# Update on my crazy situation..



## TrustIsGone (Nov 17, 2012)

I haven't been around in a couple of weeks. Lots has happened.. we have officially signed and filed a separation agreement with the legal office here on base. Now the waiting resumes, and I get to sit tight, hoping that the military approves the package to fly me and the kids home, with all of our belongings, for free. If that doesn't get approved, I don't know what will happen... I guess I will be a very broke person, because it's going to cost thousands to get us back.

The nights are the hardest (he moved out about a week ago). Sometimes I have a weak moment, but I bounce out of it relatively quickly. I'm trying hard not to break until I get back home, to the states, because I have no one here. I just need to get home. Any way... that's where I stand now. I want to thank everyone here for all of the support and advice I was given. 

 :smthumbup:


----------



## BigMac (Oct 29, 2012)

> I guess I will be a very broke person, because it's going to cost thousands to get us back.
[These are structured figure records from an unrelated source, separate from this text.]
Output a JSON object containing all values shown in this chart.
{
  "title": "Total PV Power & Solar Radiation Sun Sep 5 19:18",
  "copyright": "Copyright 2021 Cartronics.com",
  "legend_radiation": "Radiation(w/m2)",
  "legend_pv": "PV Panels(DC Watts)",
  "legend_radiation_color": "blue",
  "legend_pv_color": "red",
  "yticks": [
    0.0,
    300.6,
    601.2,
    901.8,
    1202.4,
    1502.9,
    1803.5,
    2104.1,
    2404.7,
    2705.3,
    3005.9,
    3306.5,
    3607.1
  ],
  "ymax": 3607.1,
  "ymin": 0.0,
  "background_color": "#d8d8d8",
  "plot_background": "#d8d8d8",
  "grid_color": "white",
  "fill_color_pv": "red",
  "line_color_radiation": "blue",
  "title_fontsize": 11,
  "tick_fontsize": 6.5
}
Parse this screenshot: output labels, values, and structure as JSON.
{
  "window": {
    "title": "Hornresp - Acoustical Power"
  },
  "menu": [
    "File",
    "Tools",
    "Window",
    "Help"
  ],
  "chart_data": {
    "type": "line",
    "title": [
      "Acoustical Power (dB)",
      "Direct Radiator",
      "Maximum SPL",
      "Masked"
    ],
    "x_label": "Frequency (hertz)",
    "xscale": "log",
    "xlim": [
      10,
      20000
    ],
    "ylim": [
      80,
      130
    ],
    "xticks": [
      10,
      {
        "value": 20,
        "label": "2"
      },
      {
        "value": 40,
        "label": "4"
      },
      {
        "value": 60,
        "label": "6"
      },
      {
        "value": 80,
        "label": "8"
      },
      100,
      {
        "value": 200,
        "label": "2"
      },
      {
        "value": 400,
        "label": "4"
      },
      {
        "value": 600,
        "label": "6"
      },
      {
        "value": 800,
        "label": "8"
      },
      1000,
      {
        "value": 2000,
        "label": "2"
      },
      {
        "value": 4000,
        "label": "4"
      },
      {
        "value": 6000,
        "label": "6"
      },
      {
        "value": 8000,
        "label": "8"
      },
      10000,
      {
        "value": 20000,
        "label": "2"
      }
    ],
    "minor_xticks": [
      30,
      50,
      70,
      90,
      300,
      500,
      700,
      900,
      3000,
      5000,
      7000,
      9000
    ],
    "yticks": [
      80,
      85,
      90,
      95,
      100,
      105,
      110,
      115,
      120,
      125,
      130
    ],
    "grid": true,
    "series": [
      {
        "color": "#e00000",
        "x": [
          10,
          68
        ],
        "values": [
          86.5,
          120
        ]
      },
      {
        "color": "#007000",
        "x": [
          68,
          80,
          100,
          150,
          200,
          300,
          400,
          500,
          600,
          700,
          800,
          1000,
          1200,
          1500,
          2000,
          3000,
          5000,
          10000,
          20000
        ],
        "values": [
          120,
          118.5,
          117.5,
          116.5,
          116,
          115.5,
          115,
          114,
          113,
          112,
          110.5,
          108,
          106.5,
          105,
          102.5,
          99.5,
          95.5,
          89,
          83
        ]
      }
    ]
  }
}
I'm sorry to hear the things doesn't turning as you would like to.

At this point is the money your biggest concern or the lost spouse ?


----------



## TrustIsGone (Nov 17, 2012)

BigMac said:


> I'm sorry to hear the things doesn't turning as you would like to.
> 
> At this point is the money your biggest concern or the lost spouse ?


At this point, my biggest concern is getting home to my family and healing.


----------